GENOVA. Fino a ieri sera non c’era ancora l’ufficialità, ma che siano già stati scritti i titoli di coda per il film che ha avuto protagonista Walter Zenga alla Sampdoria, è un dato di fatto. Al...
GENOVA. Fino a ieri sera non c’era ancora l’ufficialità, ma che siano già stati scritti i titoli di coda per il film che ha avuto protagonista Walter Zenga alla Sampdoria, è un dato di fatto. Al punto che per la società di Ferrero circolano già i nomi di Vincenzo Montella (nella foto) e, in seconda battuta, Gigi Delneri.

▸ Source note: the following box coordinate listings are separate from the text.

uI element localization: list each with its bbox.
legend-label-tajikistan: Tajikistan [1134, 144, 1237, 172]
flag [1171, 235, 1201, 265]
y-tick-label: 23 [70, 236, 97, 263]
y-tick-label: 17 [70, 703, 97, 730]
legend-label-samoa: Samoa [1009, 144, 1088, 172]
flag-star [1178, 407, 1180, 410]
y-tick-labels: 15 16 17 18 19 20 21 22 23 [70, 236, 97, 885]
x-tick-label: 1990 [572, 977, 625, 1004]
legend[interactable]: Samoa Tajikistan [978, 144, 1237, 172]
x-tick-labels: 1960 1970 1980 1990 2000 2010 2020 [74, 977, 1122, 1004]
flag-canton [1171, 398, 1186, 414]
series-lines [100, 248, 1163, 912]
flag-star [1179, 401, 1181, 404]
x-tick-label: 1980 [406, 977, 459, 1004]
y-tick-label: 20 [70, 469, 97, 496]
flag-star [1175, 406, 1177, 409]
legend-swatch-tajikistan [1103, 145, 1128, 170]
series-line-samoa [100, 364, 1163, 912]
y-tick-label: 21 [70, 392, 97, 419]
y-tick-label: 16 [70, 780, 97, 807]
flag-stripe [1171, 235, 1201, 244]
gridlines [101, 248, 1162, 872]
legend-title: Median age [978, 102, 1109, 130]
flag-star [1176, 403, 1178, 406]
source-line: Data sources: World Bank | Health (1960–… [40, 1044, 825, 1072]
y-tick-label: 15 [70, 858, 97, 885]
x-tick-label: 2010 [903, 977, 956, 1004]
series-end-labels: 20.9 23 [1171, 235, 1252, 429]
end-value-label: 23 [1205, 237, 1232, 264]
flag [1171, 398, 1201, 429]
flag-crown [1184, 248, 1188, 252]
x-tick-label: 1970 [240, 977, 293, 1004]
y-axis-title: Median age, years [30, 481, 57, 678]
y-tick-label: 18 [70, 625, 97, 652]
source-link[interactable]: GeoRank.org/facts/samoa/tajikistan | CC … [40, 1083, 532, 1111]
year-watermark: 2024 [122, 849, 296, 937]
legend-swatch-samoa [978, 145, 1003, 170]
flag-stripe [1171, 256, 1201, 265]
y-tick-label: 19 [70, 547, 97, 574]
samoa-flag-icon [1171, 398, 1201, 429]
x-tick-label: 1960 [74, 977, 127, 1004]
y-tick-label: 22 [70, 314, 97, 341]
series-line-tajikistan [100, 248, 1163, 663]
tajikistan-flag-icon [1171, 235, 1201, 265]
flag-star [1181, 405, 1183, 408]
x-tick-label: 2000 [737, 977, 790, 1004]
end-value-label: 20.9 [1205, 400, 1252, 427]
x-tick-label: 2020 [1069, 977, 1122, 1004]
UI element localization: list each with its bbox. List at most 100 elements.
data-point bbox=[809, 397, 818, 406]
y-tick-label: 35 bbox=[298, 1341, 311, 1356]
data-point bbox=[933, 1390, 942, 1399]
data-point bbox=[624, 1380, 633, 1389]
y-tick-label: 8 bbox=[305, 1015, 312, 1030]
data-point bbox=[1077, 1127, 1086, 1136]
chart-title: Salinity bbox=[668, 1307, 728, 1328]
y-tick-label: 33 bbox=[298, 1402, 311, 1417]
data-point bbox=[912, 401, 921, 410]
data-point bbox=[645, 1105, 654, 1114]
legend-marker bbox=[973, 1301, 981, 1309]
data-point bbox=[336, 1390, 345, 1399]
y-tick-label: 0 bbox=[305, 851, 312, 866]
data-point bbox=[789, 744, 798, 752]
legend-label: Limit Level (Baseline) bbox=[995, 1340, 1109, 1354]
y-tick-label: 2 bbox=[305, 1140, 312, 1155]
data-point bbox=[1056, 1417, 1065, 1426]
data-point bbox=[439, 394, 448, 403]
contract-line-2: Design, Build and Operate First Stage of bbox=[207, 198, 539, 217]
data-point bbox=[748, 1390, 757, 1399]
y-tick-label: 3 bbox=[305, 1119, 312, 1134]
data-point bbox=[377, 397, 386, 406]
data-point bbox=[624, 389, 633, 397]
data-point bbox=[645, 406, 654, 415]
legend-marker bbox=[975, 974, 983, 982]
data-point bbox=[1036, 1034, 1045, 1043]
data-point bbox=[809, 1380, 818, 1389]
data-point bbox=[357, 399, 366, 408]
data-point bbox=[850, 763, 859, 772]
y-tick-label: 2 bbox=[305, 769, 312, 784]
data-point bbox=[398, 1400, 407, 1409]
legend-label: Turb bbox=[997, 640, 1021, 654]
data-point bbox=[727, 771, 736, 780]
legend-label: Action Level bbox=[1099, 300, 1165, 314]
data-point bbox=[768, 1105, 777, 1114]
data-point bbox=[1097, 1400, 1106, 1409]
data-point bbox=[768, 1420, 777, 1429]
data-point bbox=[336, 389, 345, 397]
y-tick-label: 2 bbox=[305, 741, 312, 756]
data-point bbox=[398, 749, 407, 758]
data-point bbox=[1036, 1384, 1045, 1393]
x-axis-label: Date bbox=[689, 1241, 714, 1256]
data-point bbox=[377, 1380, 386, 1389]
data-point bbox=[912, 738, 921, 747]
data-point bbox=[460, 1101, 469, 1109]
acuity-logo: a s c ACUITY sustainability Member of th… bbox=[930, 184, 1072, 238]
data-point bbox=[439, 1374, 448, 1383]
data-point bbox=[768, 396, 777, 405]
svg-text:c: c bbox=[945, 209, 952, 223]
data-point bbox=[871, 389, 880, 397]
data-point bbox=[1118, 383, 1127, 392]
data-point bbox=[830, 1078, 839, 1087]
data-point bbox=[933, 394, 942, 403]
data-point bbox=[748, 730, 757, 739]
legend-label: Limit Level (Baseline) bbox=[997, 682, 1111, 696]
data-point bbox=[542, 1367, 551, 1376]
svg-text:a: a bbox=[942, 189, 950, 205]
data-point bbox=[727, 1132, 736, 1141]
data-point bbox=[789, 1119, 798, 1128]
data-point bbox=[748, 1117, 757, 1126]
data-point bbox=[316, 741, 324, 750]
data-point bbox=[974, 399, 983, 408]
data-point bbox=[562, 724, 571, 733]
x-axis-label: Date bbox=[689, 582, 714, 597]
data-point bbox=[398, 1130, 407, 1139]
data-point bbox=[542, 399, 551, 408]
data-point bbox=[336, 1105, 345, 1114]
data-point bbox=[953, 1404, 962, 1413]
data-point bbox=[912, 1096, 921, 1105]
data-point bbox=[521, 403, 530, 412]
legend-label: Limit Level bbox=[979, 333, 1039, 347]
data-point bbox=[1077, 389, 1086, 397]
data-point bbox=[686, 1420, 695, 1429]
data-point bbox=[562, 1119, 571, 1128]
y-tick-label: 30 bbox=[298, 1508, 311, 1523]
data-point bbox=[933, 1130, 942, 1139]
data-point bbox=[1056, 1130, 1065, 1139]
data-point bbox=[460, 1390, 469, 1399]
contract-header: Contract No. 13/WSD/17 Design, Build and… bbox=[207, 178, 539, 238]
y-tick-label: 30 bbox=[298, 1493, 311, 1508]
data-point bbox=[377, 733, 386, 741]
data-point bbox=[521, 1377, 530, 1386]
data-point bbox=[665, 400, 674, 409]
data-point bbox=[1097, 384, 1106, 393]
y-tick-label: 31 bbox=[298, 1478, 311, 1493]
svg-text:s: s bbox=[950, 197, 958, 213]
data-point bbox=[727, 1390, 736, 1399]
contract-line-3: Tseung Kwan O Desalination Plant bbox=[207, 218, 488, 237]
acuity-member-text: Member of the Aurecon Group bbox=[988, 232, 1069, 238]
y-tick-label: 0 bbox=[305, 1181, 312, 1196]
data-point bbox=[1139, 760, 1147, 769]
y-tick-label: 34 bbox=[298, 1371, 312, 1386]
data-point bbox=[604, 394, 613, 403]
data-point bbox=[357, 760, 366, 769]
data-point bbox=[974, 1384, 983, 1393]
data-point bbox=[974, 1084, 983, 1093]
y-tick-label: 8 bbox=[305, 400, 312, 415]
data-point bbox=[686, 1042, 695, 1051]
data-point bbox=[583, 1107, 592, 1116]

Ieri Ferrero ha avuto un vertice a Roma con l’avvocato Antonio Romei (per esaminare gli aspetti legali del benservito a Zenga e, soprattutto, per vedere la clausa rescissoria di Montella, che ha un contratto con la Fiorentina fino al 2017). A far precipitare le cose in casa Samp è stata la figuraccia dei blucerchiati domenica sera nel posticipo contro la Fiorentina (0-2 al Ferraris). E sembra anche che a contribuire alla decisione di Ferrero sia stata l’irritazione per la fulminea partenza di Zenga per Dubai dove si trova la sua famiglia. Per l'ex portiere dell'Inter, invece, non è successo niente: «Il viaggio era stato concordato con la società», ha fatto sapere Zenga, che smentisce anche il suo esonero.
Mandorlini confermato. Per una panchina che va, una che resta. È quella di Andrea Mandorlini, 55 anni, confermato alla guida del Verona dopo due giorni di riflessione da parte del presidente Setti. Ma se i gialloblù, ultimi, dopo la sosta non invertiranno la tendenza, anche Mandorlini avrà il destino segnato.